2. Then, you prompt your agent with a natural language request, like 'Show me all US servers running Rust that have fewer than 10 players.'
3. Finally, your agent executes the necessary tool calls—like `search_servers`—and returns a synthesized report containing the filtered data.

## Frequently Asked Questions

**How do I use get_server_player_count_history to see trend data?**
You provide the server ID and a date range (start/stop timestamps). The MCP returns historical player counts, helping you identify peak hours or long-term decline in activity.

**What is the difference between list_servers and search_servers?**
Use `list_servers` for a basic rundown of all tracked servers. Use `search_servers` when you need precise filtering, like finding only servers in 'France' with a rank greater than 50.

**I want to find out if a player was banned; which tool do I use? (list_bans)**
Start by calling `list_bans` to get an overview of all bans in your organization. Once you have the ban ID, use `get_ban` to retrieve specific details like the reason and scope.

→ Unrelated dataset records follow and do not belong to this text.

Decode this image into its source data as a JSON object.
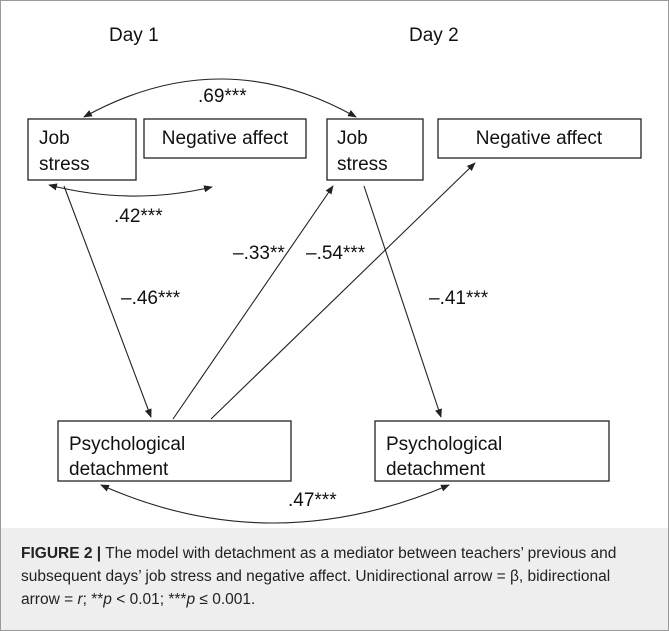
{
  "days": [
    "Day 1",
    "Day 2"
  ],
  "nodes": [
    {
      "lines": [
        "Job",
        "stress"
      ]
    },
    {
      "lines": [
        "Negative affect"
      ]
    },
    {
      "lines": [
        "Job",
        "stress"
      ]
    },
    {
      "lines": [
        "Negative affect"
      ]
    },
    {
      "lines": [
        "Psychological",
        "detachment"
      ]
    },
    {
      "lines": [
        "Psychological",
        "detachment"
      ]
    }
  ],
  "edges": [
    ".69***",
    ".42***",
    "–.46***",
    "–.33**",
    "–.54***",
    "–.41***",
    ".47***"
  ],
  "caption": {
    "runs": [
      "FIGURE 2 |",
      " The model with detachment as a mediator between teachers’ previous and subsequent days’ job stress and negative affect. Unidirectional arrow = β, bidirectional arrow = ",
      "r",
      "; **",
      "p",
      " < 0.01; ***",
      "p",
      " ≤ 0.001."
    ]
  }
}
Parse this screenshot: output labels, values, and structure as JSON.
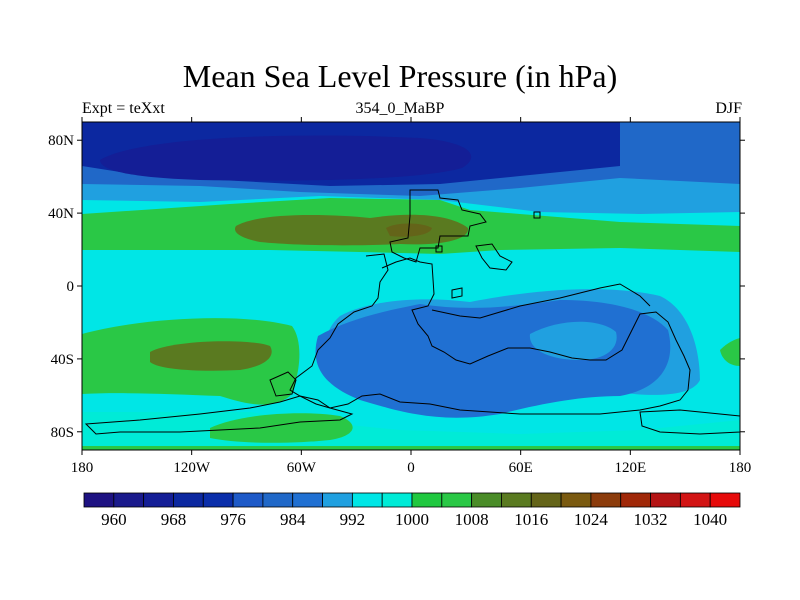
{
  "chart_data": {
    "type": "heatmap",
    "title": "Mean Sea Level Pressure (in hPa)",
    "subtitle_left": "Expt = teXxt",
    "subtitle_center": "354_0_MaBP",
    "subtitle_right": "DJF",
    "x_ticks": [
      {
        "value": -180,
        "label": "180"
      },
      {
        "value": -120,
        "label": "120W"
      },
      {
        "value": -60,
        "label": "60W"
      },
      {
        "value": 0,
        "label": "0"
      },
      {
        "value": 60,
        "label": "60E"
      },
      {
        "value": 120,
        "label": "120E"
      },
      {
        "value": 180,
        "label": "180"
      }
    ],
    "y_ticks": [
      {
        "value": 80,
        "label": "80N"
      },
      {
        "value": 40,
        "label": "40N"
      },
      {
        "value": 0,
        "label": "0"
      },
      {
        "value": -40,
        "label": "40S"
      },
      {
        "value": -80,
        "label": "80S"
      }
    ],
    "xlim": [
      -180,
      180
    ],
    "ylim": [
      -90,
      90
    ],
    "colorbar": {
      "levels": [
        960,
        964,
        968,
        972,
        976,
        980,
        984,
        988,
        992,
        996,
        1000,
        1004,
        1008,
        1012,
        1016,
        1020,
        1024,
        1028,
        1032,
        1036,
        1040
      ],
      "colors": [
        "#1e1282",
        "#1a1a8c",
        "#141e96",
        "#0c28a0",
        "#0a2eaa",
        "#1e5ac8",
        "#2068c8",
        "#2070d2",
        "#20a0e0",
        "#00e6e6",
        "#00ebd7",
        "#20c840",
        "#2ac846",
        "#4a8c28",
        "#5a7a20",
        "#646419",
        "#7a5a10",
        "#8c3c0c",
        "#a02808",
        "#b41414",
        "#d21414",
        "#e60a0a"
      ],
      "labels": [
        "960",
        "968",
        "976",
        "984",
        "992",
        "1000",
        "1008",
        "1016",
        "1024",
        "1032",
        "1040"
      ]
    },
    "fields": [
      {
        "name": "background",
        "hpa": 1000,
        "color": "#00e6e6"
      },
      {
        "name": "northern-high-latitude-band",
        "hpa": 996,
        "color": "#20a0e0"
      },
      {
        "name": "northern-low-outer",
        "hpa": 984,
        "color": "#2068c8"
      },
      {
        "name": "northern-low-deep",
        "hpa": 976,
        "color": "#0c28a0"
      },
      {
        "name": "northern-low-core",
        "hpa": 968,
        "color": "#141e96"
      },
      {
        "name": "northern-subtropical-high",
        "hpa": 1008,
        "color": "#2ac846"
      },
      {
        "name": "northern-high-core",
        "hpa": 1012,
        "color": "#5a7a20"
      },
      {
        "name": "northern-high-core-east",
        "hpa": 1016,
        "color": "#646419"
      },
      {
        "name": "southern-subtropical-high-west",
        "hpa": 1008,
        "color": "#2ac846"
      },
      {
        "name": "southern-high-core-west",
        "hpa": 1012,
        "color": "#5a7a20"
      },
      {
        "name": "southern-subtropical-high-east",
        "hpa": 1008,
        "color": "#2ac846"
      },
      {
        "name": "supercontinent-outer",
        "hpa": 996,
        "color": "#20a0e0"
      },
      {
        "name": "supercontinent-low",
        "hpa": 988,
        "color": "#2070d2"
      },
      {
        "name": "southern-ocean-band",
        "hpa": 1004,
        "color": "#00ebd7"
      },
      {
        "name": "south-pole-low",
        "hpa": 1008,
        "color": "#2ac846"
      }
    ]
  }
}
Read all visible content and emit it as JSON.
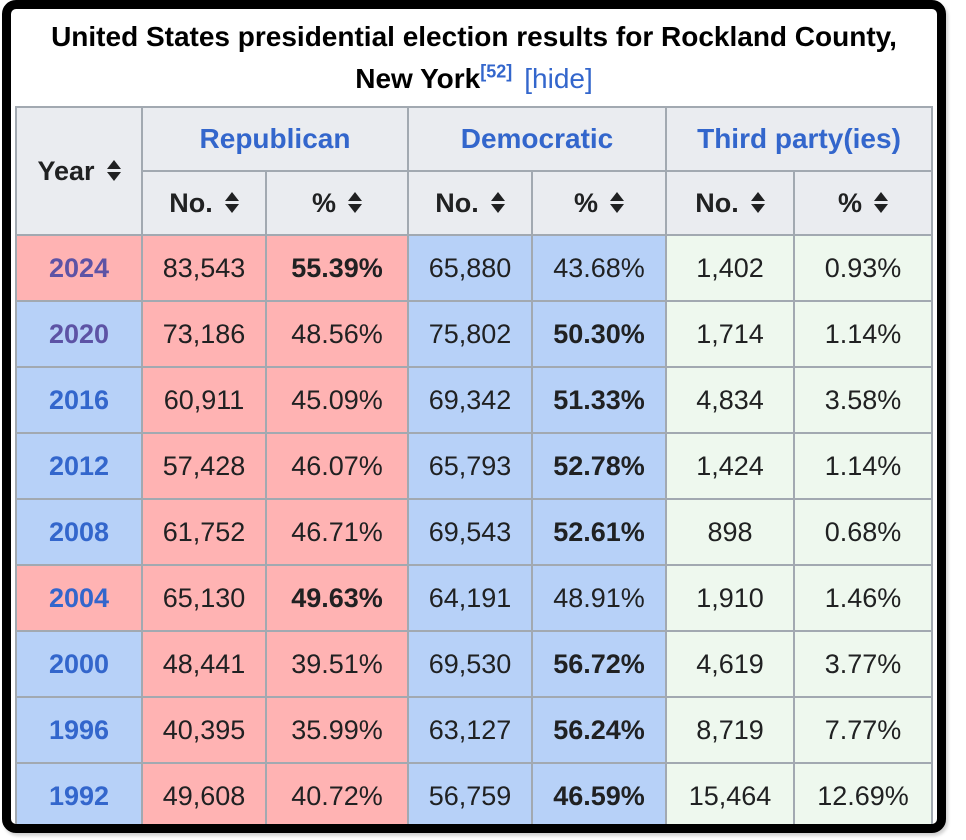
{
  "title": {
    "text": "United States presidential election results for Rockland County, New York",
    "reference": "[52]",
    "hide_link": "[hide]"
  },
  "header": {
    "year": "Year",
    "groups": [
      {
        "label": "Republican"
      },
      {
        "label": "Democratic"
      },
      {
        "label": "Third party(ies)"
      }
    ],
    "subheaders": {
      "no": "No.",
      "pct": "%"
    }
  },
  "rows": [
    {
      "year": "2024",
      "winner": "R",
      "rep_no": "83,543",
      "rep_pct": "55.39%",
      "dem_no": "65,880",
      "dem_pct": "43.68%",
      "third_no": "1,402",
      "third_pct": "0.93%"
    },
    {
      "year": "2020",
      "winner": "D",
      "rep_no": "73,186",
      "rep_pct": "48.56%",
      "dem_no": "75,802",
      "dem_pct": "50.30%",
      "third_no": "1,714",
      "third_pct": "1.14%"
    },
    {
      "year": "2016",
      "winner": "D",
      "rep_no": "60,911",
      "rep_pct": "45.09%",
      "dem_no": "69,342",
      "dem_pct": "51.33%",
      "third_no": "4,834",
      "third_pct": "3.58%"
    },
    {
      "year": "2012",
      "winner": "D",
      "rep_no": "57,428",
      "rep_pct": "46.07%",
      "dem_no": "65,793",
      "dem_pct": "52.78%",
      "third_no": "1,424",
      "third_pct": "1.14%"
    },
    {
      "year": "2008",
      "winner": "D",
      "rep_no": "61,752",
      "rep_pct": "46.71%",
      "dem_no": "69,543",
      "dem_pct": "52.61%",
      "third_no": "898",
      "third_pct": "0.68%"
    },
    {
      "year": "2004",
      "winner": "R",
      "rep_no": "65,130",
      "rep_pct": "49.63%",
      "dem_no": "64,191",
      "dem_pct": "48.91%",
      "third_no": "1,910",
      "third_pct": "1.46%"
    },
    {
      "year": "2000",
      "winner": "D",
      "rep_no": "48,441",
      "rep_pct": "39.51%",
      "dem_no": "69,530",
      "dem_pct": "56.72%",
      "third_no": "4,619",
      "third_pct": "3.77%"
    },
    {
      "year": "1996",
      "winner": "D",
      "rep_no": "40,395",
      "rep_pct": "35.99%",
      "dem_no": "63,127",
      "dem_pct": "56.24%",
      "third_no": "8,719",
      "third_pct": "7.77%"
    },
    {
      "year": "1992",
      "winner": "D",
      "rep_no": "49,608",
      "rep_pct": "40.72%",
      "dem_no": "56,759",
      "dem_pct": "46.59%",
      "third_no": "15,464",
      "third_pct": "12.69%"
    }
  ],
  "icons": {
    "sort": "sort-up-down-triangles"
  },
  "colors": {
    "republican_bg": "#ffb3b3",
    "democratic_bg": "#b7d1f8",
    "third_party_bg": "#eef8ee",
    "header_bg": "#eaecf0",
    "table_border": "#a2a9b1",
    "link_blue": "#3366cc",
    "link_visited_purple": "#5d53a5",
    "frame_border": "#000000"
  },
  "chart_data": {
    "type": "table",
    "title": "United States presidential election results for Rockland County, New York",
    "columns": [
      "Year",
      "Republican No.",
      "Republican %",
      "Democratic No.",
      "Democratic %",
      "Third party(ies) No.",
      "Third party(ies) %"
    ],
    "rows": [
      [
        2024,
        83543,
        55.39,
        65880,
        43.68,
        1402,
        0.93
      ],
      [
        2020,
        73186,
        48.56,
        75802,
        50.3,
        1714,
        1.14
      ],
      [
        2016,
        60911,
        45.09,
        69342,
        51.33,
        4834,
        3.58
      ],
      [
        2012,
        57428,
        46.07,
        65793,
        52.78,
        1424,
        1.14
      ],
      [
        2008,
        61752,
        46.71,
        69543,
        52.61,
        898,
        0.68
      ],
      [
        2004,
        65130,
        49.63,
        64191,
        48.91,
        1910,
        1.46
      ],
      [
        2000,
        48441,
        39.51,
        69530,
        56.72,
        4619,
        3.77
      ],
      [
        1996,
        40395,
        35.99,
        63127,
        56.24,
        8719,
        7.77
      ],
      [
        1992,
        49608,
        40.72,
        56759,
        46.59,
        15464,
        12.69
      ]
    ]
  }
}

**Can I look up a player's activity on multiple servers? (get_player_sessions)**
Yes. If you provide the player identifier, the MCP uses `get_player_sessions` to generate a complete timeline of every server they joined and left, helping with moderation audits.

**What if I only know a game's name? How do I get stats? (get_game)**
First, use `list_games` to ensure the game title is recognized. Then, use `get_game` with that specific ID to pull overall ecosystem metadata and trackable server counts for that title.

**How do I use get_server to retrieve detailed metadata for a specific game server?**
It returns everything you need: name, IP address, port, player count, rank, map details, and comprehensive metadata. This function gives deep information about one server ID, which is more granular than just listing servers.

**When I use get_player, what kind of associated identifiers do I retrieve for a player?**
You get the player's name along with linked identifiers like Steam or EOS. This allows you to build a comprehensive profile using unique IDs and total playtime statistics.

**If I need to identify the most dedicated players, should I use get_server_leaderboard?**
Yes, `get_server_leaderboard` retrieves player names and their accumulated playtime duration. It is the direct tool for finding out who has been the most active on a specific game server.

**How do I find a specific game server?**
Use the `list_servers` tool with the search parameter. You can filter by server name, game type (e.g. rust, ark), or country code (e.g. US, DE). The results include server name, IP, player count, and rank. For more advanced filtering (min/max players), use the `search_servers` tool.

**Can I track a player's activity across different servers?**
Yes. Use `list_players` to find the player by name, then `get_player` to view their full profile, and `get_player_sessions` to see their complete session history including which servers they joined, when they connected and disconnected, and for how long.

**What games does BattleMetrics support?**
BattleMetrics tracks hundreds of multiplayer games including Rust, ARK, Minecraft, CS2, Valheim, DayZ, and many more. Use the `list_games` tool to get the complete, up-to-date catalog of all supported games with their identifiers.

**How do I get details about a specific ban?**
First use `list_bans` to find the ban and get its numeric ban ID. Then use `get_ban` with that ID to retrieve the complete ban record including the reason, player identifier, expiry date, scope, and issuing administrator.